A research scientist- it is the one!
Meiling Zhang received her B.S. degree in Biotechnology from Shanghai Jiao Tong University (Shanghai, China) in 2012. After four years of research in the structure of tumor suppressor proteins by X-ray crystallography in her undergraduate, she proceeded to join Dr. Jeffrey Peng’s laboratory at the University of Notre Dame to study the conformational dynamics of a cancer/Alzheimer’s relevant protein, human Pin1, using liquid-state NMR. Her current interests focus on the interdomain allosteric mechanism and the kinetics of Pin1.
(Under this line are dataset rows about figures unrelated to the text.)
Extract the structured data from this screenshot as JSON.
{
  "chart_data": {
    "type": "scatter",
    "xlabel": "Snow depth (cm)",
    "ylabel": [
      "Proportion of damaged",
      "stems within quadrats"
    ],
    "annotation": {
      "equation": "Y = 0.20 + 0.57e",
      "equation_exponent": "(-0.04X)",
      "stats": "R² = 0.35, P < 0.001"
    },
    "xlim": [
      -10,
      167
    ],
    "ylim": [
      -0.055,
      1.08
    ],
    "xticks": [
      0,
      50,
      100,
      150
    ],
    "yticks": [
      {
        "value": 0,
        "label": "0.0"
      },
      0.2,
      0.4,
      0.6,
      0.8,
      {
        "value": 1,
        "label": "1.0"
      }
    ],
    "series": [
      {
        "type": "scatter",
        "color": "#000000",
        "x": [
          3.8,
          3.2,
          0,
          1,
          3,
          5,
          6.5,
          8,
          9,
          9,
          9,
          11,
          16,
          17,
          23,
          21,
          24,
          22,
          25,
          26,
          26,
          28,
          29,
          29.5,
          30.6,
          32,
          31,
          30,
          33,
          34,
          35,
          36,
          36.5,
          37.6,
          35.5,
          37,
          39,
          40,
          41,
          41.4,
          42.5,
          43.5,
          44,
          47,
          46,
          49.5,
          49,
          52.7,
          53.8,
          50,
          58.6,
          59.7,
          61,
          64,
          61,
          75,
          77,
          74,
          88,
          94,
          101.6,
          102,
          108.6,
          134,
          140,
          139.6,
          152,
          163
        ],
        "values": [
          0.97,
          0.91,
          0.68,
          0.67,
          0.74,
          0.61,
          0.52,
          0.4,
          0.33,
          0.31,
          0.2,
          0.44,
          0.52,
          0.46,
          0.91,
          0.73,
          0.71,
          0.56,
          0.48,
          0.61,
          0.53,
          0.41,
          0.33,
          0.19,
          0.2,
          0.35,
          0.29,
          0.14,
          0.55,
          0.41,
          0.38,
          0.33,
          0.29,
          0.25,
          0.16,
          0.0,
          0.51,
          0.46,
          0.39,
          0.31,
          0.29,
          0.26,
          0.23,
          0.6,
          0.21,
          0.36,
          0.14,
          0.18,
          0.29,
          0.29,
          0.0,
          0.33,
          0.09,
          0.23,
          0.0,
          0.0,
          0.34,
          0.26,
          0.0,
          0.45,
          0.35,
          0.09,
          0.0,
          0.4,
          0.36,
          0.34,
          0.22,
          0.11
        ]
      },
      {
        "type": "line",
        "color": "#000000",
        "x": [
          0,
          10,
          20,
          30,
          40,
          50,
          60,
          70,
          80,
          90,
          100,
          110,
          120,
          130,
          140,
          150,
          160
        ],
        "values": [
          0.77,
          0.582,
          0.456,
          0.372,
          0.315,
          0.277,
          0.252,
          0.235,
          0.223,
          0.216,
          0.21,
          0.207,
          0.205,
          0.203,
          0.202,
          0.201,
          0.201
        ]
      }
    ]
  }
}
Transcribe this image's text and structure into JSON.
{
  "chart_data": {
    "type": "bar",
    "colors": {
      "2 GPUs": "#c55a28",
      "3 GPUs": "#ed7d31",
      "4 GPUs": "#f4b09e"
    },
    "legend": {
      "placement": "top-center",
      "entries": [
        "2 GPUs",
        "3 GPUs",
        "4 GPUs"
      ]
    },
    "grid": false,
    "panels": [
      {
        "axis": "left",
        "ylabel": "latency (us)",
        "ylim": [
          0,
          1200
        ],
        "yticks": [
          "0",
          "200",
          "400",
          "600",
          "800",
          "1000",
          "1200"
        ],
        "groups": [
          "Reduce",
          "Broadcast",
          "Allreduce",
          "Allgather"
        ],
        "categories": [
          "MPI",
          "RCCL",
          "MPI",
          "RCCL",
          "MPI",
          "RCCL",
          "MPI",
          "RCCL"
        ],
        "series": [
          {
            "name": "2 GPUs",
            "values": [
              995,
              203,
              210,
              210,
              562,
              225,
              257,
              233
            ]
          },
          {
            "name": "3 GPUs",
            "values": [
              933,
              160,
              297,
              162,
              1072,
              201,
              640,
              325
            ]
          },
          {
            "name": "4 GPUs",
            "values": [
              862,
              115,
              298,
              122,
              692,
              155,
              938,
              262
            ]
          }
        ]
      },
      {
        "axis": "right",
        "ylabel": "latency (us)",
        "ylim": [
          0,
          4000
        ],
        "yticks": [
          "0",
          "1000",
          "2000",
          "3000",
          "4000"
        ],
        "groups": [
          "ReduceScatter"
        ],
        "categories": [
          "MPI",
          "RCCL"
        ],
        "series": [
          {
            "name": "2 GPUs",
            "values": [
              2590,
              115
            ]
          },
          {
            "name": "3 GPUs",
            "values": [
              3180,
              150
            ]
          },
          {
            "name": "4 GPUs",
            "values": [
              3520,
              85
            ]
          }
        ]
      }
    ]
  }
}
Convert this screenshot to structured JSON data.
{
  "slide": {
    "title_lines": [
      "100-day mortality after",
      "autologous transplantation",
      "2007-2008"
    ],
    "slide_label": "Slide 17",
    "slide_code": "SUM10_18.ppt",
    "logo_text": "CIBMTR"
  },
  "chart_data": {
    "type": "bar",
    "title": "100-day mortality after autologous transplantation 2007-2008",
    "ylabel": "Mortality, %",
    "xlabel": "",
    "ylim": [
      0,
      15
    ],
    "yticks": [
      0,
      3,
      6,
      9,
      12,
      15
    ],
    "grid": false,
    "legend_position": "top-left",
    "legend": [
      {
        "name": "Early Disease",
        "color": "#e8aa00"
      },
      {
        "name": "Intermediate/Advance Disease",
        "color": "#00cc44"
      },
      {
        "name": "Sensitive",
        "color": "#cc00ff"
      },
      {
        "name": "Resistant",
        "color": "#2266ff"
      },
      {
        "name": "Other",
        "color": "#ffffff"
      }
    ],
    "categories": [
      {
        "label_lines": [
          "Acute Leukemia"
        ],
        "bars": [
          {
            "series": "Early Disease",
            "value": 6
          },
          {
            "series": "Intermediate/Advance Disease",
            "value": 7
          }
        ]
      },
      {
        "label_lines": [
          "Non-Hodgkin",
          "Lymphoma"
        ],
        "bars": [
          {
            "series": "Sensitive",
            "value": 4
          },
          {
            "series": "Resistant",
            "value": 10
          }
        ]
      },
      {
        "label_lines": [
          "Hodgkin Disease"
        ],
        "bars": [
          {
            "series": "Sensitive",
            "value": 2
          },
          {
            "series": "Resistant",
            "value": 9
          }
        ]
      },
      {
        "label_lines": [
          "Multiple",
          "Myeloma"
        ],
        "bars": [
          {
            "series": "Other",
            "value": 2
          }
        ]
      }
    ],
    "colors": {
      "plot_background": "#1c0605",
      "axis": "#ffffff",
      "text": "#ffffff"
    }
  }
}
Probing “Invisible” Protein States by Solution NMR
Structure-guided drug design relies on protein structure determination, mainly protein enzymes, with an implicit emphasis on static structures. But increasing evidence shows the static view can be limiting. Enzyme activity often requires fluctuations between distinct conformations with different populations. For example, the apo states of enzymes may sample a range of conformations corresponding to different stages of its mechanism. And in inhibitor design, transiently sampled (minor) conformations can offer alternative ligand binding modes, leading to new inhibitors. As a result, it is important to complement traditional static structures with dynamic information.
Here, we illustrate NMR relaxation dispersion (RD) as a powerful approach for gaining this information. Dispersion can indirectly detect so-called “excited” conformational states – transiently-sampled conformations invisible to x-ray crystallography and conventional NMR. In ideal cases, RD can give conformational properties of the minor states and the rate constants for conformational exchange. Here we use RD to investigate the two-domain enzyme – Pin1, to determine whether its allosteric mechanism can offer new target sites for cancer therapy. Specifically, we use RD to probe the “invisible” states of a dysfunctional Pin1 variant, containing a single-site substitution outside the structural core of the WW domain. Our dispersion studies show that the mutation results in conformational exchange between the functional WT and a dysfunctional non-native conformation of the WW domain.